20 Avril, 2017, 22:50 | Auteur: Remi Laffitte

"Lors de pratiquement toutes les présidentielles, l'affiche du deuxième tour était connue dès février/mars".

C'est devenu l'obsession des médias à quelques jours de la présidentielle. Alors que quatre candidats s'affichent comme potentiellement qualifiables au second tour selon les sondages, un tiers des Français déclarent encore hésiter sur leur bulletin de vote. Les onze candidats vont ainsi se succéder pour répondre aux questions des présentateurs, à chaque fois pendant quinze minutes. Aucun autre des candidats ne dépasserait la barre symbolique des 5%.

Derrière les deux favoris, François Fillon enregistre une progression de 1,5 point avec 18,5% des voix: le candidat les Républicains repasse ainsi - de peu - devant Jean-Luc Mélenchon. Cette mesure, qui ne figurait pas dans ses 144 engagements présidentiels, a été annoncée lundi lors d'une réunion publique au Zénith de Paris. Mais là encore, des différences se dessinent selon les candidats: la possibilité de la victoire séduit 30% des sympathisants d'En Marche, contre seulement 14% des sympathisants du Front de gauche. Sur BFMTV, le vice-président du FN a sous-entendu que le meeting de Marine Le Pen à Marseille, mercredi soir, aurait pu être la cible de l'attentat déjoué. Ils sont aussi un moyen d'influencer sur les décisions des électeurs.

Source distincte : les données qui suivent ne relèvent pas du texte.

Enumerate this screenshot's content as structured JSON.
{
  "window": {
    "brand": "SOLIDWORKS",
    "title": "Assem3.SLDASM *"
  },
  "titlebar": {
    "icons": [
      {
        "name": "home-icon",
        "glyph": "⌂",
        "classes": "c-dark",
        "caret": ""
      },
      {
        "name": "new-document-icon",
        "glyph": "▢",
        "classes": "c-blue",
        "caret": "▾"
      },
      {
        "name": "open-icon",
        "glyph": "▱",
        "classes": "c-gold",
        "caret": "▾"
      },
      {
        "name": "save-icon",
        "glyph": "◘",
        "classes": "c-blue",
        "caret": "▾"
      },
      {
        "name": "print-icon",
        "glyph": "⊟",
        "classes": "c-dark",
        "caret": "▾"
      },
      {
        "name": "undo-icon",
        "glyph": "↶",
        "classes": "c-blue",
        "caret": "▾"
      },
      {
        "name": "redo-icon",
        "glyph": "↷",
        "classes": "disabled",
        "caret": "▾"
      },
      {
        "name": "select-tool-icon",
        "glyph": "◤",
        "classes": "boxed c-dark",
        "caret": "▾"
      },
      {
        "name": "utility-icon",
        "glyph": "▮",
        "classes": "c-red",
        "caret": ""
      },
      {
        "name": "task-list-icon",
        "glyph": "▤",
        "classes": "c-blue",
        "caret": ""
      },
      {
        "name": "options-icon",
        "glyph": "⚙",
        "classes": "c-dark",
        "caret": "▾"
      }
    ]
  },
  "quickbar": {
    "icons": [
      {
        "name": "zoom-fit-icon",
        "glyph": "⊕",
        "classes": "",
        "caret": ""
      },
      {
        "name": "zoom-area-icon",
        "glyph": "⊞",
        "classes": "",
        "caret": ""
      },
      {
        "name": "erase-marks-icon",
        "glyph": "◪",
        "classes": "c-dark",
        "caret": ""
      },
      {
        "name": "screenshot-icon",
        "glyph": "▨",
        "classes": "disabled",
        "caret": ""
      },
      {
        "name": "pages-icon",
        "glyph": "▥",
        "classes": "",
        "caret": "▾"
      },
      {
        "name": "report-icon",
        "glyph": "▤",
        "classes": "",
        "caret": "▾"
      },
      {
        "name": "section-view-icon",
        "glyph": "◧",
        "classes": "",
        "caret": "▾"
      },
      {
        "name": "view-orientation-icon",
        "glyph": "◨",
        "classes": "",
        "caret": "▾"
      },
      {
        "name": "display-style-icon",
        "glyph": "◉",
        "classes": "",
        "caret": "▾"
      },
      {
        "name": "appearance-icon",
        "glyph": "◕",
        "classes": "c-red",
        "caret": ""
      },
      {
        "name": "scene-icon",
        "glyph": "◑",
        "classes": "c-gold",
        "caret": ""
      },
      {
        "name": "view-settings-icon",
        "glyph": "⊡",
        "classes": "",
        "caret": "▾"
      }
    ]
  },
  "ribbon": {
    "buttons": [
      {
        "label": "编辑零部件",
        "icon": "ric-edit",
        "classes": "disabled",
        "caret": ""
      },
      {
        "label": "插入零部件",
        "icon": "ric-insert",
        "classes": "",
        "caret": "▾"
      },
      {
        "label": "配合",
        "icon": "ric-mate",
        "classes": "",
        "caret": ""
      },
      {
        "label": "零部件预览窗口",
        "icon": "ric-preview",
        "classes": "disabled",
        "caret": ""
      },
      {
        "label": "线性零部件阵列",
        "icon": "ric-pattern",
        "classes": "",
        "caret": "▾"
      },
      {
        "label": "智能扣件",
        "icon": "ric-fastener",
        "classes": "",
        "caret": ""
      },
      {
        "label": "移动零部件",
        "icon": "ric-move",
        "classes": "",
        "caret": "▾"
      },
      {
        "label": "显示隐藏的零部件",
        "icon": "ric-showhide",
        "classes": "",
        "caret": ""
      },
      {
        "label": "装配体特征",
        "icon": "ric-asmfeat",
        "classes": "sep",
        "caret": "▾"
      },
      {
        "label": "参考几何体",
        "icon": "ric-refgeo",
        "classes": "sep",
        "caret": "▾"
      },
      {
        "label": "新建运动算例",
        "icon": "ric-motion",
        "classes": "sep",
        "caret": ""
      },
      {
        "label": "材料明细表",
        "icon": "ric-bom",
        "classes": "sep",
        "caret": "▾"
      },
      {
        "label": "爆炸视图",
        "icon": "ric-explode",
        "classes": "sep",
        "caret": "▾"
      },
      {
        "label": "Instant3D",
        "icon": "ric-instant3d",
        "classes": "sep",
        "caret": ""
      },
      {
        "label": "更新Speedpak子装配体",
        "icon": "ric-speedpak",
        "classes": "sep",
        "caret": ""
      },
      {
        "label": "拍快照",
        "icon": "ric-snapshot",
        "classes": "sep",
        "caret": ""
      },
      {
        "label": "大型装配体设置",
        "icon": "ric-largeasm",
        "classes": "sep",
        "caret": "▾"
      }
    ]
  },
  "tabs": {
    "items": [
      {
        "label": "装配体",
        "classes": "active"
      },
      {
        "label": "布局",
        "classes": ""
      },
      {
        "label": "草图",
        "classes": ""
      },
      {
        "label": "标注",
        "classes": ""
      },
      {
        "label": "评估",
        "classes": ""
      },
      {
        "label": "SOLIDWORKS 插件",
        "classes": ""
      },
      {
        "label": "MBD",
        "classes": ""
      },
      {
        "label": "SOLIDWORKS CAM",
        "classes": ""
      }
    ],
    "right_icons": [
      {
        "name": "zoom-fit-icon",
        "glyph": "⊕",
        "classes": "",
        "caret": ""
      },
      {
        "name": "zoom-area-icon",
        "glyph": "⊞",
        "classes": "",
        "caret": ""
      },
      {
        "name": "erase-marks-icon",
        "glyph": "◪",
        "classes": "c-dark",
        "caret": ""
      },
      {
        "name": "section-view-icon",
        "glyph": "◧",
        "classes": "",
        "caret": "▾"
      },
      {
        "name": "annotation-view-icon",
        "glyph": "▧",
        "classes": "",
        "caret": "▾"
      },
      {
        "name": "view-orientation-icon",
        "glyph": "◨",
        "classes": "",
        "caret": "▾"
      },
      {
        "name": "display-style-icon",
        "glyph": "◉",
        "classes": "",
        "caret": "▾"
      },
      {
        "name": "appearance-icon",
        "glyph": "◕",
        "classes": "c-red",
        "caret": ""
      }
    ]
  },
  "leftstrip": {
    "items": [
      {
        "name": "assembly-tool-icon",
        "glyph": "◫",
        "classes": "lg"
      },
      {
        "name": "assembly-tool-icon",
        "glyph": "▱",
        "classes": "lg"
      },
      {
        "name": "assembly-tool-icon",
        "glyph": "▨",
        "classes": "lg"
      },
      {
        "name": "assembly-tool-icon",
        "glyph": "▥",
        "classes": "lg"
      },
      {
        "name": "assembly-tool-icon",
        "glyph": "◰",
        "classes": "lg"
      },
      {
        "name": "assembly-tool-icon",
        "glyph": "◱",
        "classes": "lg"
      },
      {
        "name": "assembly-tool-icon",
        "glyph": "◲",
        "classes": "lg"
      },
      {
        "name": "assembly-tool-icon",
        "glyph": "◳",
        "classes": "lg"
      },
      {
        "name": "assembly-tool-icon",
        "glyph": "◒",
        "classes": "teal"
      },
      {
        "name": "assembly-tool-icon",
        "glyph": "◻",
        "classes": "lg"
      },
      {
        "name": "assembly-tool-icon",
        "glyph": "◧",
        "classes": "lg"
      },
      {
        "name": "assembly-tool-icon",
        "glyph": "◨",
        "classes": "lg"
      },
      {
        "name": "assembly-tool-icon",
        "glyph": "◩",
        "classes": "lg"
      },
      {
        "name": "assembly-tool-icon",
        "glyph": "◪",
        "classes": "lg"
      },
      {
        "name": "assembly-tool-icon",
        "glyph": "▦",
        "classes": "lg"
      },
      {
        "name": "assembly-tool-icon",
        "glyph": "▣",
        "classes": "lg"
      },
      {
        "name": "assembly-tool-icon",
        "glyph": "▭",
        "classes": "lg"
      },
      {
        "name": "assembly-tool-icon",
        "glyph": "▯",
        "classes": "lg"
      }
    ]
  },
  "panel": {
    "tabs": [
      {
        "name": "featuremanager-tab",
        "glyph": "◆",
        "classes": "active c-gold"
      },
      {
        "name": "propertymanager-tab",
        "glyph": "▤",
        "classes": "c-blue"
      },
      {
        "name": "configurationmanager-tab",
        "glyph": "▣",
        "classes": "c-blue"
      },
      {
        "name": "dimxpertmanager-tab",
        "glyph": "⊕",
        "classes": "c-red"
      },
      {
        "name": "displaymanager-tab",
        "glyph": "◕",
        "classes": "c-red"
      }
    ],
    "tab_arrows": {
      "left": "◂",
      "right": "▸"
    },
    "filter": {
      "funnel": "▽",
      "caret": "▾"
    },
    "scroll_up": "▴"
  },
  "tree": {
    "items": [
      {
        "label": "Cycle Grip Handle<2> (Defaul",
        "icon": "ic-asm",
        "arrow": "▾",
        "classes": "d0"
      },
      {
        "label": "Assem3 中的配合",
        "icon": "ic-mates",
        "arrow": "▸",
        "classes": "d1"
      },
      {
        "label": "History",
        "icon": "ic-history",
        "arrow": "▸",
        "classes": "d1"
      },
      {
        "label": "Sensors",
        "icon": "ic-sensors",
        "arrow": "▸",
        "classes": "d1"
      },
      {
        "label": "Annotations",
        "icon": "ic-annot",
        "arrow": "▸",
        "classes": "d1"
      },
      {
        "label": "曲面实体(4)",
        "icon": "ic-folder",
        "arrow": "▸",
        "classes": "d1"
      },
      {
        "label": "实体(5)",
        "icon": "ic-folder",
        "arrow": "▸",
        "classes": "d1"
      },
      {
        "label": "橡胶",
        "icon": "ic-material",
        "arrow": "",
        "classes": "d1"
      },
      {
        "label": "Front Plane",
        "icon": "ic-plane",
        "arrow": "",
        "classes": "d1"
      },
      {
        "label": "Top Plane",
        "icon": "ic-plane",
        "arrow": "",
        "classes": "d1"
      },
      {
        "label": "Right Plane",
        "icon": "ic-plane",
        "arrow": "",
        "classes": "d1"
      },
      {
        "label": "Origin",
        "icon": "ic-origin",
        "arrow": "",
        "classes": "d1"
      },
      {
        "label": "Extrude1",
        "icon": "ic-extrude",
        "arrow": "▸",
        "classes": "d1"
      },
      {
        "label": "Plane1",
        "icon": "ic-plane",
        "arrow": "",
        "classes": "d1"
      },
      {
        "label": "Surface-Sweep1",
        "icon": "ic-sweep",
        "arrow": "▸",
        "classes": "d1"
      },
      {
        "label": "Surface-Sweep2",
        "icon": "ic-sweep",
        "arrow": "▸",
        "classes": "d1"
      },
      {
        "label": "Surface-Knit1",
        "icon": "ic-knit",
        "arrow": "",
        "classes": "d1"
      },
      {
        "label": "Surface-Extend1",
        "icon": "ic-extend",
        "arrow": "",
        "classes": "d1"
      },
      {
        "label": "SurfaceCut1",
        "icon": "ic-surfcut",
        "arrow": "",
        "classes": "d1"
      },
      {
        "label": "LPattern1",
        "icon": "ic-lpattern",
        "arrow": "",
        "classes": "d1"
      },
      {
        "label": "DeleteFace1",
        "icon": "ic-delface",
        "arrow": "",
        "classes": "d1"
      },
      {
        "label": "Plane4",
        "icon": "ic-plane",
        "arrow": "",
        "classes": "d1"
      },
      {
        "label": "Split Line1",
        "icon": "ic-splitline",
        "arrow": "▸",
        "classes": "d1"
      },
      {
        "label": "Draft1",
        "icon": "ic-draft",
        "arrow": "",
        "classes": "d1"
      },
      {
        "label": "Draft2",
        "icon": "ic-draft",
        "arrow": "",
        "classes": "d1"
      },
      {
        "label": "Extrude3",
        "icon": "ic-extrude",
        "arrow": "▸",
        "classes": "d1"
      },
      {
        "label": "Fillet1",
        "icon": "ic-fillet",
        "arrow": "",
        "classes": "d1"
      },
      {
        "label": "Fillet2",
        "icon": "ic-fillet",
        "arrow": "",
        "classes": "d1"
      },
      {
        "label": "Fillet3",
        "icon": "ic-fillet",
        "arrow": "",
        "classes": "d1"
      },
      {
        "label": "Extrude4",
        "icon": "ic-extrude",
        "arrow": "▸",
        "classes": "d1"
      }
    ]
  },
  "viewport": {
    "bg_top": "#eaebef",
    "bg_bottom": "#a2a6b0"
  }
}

Avec 19,5 % des intentions de vote dans la dernière vague de l'enquête électorale du centre de recherche de Sciences Po (Cevipof), François Fillon progresse de 2 points par rapport à la précédente étude du tout début avril. Les deux dernières attaques ont d'ailleurs visé des militaires, sans les tuer, au musée du Louvre et à l'aéroport d'Orly. Les candidats disposeront également d'une "carte blanche", durant laquelle ils pourront aborder le sujet de leur choix. Beaucoup, en effet, semblent opter pour "le moins pire".

Une des attractions de la journée de mardi sera sans doute Jean-Luc Mélenchon, dont le meeting à Dijon sera reproduit par hologramme à Nantes, Nancy, Grenoble, Clermont Ferrand et au Port à La Réunion. Seul Emmanuel Macron est tributaire d'une moitié de vote utile dans son électorat. Une configuration qui se rapproche plus du schéma gauche - droite habituel, même si Mélanchon se situe à une extrémité. Marine Le Pen, bonne quatrième, est très largement distancée, signe que sa campagne ne prend pas.

Le socialiste Benoît Hamon est crédité de 8% des intentions de vote (-2).

"À droite, les transformations sont également à l'œuvre".